4.22.2007

Frankenstein Must Be Destroyed




Holding out the key: Peter Cushing in Frankenstein Must Be Destroyed (dir. Terence Fisher, 1969).

Destroyed? Isn't that a bit harsh? Maybe not. Frankenstein takes his sociopathic malevolence to new levels in this, the fifth installment in the Hammer series. Among his crimes this time around: murder, robbery, blackmail, and rape. A strange tableau of relentless cruelty. It's hard to say what, if any, identification or sympathy Frankenstein is capable of inspiring, and yet, there's something fascinating about his continually botched pursuit of scientific enlightenment via mutilation and mayhem. The first time we see Frankenstein in the film, he is wearing a grotesque rubber mask.
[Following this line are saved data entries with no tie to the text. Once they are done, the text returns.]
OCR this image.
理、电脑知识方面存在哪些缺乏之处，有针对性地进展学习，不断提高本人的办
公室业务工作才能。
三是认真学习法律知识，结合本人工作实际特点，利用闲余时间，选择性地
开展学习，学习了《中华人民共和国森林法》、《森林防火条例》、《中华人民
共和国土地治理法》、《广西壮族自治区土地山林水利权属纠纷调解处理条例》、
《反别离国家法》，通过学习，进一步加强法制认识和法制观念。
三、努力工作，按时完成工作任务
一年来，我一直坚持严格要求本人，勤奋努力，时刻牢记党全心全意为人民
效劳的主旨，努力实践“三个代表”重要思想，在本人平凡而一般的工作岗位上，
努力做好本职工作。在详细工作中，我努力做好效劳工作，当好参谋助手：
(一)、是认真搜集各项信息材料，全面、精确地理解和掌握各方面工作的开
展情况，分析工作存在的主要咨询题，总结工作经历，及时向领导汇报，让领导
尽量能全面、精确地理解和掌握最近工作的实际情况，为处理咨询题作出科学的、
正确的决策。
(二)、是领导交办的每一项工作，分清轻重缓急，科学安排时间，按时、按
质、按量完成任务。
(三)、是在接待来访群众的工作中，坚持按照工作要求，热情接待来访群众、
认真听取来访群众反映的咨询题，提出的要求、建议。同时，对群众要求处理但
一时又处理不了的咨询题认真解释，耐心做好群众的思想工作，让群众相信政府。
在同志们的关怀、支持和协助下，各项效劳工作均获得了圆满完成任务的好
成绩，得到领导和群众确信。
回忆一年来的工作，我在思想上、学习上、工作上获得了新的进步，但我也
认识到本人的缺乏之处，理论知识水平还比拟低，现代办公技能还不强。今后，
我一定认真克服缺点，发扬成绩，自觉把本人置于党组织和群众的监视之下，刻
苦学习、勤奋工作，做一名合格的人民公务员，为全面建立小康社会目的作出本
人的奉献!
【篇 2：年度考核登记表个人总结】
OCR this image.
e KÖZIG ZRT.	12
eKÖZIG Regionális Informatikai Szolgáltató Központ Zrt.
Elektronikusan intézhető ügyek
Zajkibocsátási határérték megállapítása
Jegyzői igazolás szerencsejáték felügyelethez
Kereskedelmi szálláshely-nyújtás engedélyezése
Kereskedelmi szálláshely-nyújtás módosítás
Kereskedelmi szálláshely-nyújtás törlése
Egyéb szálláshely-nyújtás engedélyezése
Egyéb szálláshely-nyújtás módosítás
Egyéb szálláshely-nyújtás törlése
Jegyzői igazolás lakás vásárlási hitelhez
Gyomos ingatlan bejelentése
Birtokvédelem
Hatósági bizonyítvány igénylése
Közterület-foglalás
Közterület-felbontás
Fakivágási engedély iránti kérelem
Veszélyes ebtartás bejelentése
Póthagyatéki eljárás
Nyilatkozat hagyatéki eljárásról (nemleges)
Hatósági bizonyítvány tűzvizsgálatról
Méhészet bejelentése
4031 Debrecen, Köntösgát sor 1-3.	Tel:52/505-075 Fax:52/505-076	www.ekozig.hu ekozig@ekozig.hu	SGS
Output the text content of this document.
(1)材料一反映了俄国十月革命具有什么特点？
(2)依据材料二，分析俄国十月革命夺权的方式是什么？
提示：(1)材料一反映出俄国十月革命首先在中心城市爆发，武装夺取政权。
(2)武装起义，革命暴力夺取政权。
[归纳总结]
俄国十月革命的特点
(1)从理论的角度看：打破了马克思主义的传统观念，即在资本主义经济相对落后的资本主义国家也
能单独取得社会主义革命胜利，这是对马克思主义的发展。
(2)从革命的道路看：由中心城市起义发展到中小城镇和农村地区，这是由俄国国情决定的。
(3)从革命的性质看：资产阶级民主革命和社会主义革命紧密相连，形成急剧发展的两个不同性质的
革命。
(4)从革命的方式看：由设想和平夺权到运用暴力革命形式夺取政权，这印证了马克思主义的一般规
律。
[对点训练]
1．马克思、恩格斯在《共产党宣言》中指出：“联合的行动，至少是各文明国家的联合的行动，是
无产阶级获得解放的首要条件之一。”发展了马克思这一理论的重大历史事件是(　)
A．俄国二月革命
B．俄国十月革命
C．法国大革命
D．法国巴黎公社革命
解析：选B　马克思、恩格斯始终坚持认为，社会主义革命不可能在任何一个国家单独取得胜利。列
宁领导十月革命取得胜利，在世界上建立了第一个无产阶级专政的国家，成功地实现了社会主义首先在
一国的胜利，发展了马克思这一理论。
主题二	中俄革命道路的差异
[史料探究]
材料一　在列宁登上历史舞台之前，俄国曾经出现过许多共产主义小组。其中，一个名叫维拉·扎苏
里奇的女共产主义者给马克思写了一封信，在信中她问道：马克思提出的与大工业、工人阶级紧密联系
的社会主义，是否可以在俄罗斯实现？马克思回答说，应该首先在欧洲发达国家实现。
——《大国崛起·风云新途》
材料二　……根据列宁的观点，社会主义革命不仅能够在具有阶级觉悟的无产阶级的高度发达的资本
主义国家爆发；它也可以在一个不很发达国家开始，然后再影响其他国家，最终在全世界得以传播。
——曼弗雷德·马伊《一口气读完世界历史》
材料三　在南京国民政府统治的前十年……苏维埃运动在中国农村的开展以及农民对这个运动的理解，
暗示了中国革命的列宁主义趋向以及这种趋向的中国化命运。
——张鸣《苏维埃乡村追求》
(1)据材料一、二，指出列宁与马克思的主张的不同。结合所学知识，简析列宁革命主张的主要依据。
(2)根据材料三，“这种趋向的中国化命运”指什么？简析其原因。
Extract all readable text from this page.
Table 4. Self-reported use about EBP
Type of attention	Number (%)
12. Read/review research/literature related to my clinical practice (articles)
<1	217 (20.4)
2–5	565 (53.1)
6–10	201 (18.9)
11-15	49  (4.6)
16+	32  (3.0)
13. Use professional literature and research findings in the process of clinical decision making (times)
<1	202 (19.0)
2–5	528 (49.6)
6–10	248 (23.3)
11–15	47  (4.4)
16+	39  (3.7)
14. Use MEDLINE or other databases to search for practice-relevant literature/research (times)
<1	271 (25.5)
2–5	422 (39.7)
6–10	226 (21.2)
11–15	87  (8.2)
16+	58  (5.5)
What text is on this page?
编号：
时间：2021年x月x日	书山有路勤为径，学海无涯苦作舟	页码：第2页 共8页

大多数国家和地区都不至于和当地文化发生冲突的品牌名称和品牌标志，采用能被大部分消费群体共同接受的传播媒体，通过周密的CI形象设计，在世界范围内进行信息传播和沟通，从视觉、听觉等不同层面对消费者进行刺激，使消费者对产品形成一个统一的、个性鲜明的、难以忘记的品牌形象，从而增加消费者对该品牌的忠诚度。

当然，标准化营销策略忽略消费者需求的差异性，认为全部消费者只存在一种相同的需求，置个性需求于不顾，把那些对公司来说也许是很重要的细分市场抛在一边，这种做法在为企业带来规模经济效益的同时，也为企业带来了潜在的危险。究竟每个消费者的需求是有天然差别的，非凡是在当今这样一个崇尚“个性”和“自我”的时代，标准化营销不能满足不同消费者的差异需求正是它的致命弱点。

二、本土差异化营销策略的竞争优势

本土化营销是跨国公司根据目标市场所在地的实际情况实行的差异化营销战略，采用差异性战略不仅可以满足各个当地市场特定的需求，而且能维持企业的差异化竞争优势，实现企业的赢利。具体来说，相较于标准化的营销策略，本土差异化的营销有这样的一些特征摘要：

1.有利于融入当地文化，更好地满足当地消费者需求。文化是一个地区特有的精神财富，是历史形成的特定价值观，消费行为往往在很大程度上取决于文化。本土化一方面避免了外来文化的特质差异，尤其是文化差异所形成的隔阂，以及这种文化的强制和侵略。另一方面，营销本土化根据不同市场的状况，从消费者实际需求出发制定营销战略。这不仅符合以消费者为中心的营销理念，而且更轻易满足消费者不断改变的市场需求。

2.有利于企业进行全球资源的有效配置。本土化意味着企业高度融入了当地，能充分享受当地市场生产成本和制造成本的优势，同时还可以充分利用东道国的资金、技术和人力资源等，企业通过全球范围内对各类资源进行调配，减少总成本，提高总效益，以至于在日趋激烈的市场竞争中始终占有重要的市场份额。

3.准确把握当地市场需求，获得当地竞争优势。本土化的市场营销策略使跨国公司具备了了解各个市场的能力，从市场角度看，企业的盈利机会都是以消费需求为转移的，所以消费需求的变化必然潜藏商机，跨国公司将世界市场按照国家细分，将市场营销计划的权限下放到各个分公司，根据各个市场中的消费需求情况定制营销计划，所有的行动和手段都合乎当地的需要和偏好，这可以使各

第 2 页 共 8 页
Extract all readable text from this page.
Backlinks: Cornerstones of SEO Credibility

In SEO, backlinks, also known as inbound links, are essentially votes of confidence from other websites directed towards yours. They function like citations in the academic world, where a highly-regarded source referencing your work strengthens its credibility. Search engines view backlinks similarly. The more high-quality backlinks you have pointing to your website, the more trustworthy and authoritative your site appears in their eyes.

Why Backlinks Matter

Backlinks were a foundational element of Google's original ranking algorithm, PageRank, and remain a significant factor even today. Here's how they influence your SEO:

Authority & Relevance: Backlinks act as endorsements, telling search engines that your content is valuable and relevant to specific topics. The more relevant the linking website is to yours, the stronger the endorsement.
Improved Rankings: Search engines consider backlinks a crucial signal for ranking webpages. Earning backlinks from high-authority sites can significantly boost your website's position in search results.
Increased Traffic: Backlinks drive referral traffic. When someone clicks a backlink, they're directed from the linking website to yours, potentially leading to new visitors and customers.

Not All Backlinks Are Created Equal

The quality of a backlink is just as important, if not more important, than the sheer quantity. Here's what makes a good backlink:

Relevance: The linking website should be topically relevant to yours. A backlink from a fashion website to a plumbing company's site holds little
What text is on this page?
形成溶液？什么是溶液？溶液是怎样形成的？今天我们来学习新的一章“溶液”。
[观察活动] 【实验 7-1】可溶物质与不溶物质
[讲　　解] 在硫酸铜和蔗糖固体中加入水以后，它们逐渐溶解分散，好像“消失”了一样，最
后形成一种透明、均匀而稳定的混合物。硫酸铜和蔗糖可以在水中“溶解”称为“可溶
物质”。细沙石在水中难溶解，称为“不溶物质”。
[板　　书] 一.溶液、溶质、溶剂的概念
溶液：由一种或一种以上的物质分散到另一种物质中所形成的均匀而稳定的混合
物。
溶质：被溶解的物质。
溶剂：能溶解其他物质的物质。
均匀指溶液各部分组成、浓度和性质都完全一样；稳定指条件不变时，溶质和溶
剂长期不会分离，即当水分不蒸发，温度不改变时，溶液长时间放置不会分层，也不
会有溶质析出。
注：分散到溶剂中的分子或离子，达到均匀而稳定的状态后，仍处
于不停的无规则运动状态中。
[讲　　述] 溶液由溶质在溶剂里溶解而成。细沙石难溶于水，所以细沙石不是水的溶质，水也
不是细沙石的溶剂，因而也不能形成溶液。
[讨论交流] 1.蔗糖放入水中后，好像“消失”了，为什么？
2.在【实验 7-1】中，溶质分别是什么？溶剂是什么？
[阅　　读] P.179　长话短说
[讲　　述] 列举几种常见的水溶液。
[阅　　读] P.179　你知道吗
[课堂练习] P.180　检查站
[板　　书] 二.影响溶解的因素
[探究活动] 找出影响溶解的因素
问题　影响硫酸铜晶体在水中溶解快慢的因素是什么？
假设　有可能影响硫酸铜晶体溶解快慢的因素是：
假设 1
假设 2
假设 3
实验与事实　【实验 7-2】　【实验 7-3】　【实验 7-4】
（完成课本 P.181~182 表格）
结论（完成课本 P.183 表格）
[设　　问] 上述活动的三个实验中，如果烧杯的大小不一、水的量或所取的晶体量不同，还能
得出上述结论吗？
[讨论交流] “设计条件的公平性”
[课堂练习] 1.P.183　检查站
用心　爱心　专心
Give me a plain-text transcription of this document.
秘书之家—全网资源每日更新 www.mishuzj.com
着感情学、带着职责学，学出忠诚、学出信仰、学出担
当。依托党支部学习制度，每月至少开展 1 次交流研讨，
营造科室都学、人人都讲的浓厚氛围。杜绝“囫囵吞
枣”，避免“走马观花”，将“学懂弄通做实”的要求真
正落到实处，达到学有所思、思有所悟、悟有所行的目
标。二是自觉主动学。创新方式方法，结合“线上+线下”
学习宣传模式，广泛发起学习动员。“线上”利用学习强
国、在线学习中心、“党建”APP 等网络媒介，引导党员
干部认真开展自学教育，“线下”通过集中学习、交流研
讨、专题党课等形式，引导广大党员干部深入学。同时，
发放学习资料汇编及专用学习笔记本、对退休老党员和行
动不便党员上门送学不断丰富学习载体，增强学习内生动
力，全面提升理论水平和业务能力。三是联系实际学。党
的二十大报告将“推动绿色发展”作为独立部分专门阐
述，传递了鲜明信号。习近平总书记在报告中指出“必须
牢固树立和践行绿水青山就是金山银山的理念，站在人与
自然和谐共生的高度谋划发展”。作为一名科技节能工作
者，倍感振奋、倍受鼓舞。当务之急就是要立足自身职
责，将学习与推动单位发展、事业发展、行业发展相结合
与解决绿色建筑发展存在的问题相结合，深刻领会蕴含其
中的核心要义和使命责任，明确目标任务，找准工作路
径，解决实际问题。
The immediate assumption that springs to mind is that we are seeing one of his experiment/victims, and when the mask comes off, it's a neat sleight of hand--Frankenstein is the monster, which, as I've said before, is Fisher's conceit throughout the series. But Fisher doesn't seem entirely sure how to pitch this idea. Cushing's charisma and urbanity seems somewhat at odds not only with the brutality of his character, but with his comically debased picaresque aspects. Or maybe this dissonance is the thing that makes these otherwise fairly stilted sado-dramas come close at times to brilliance.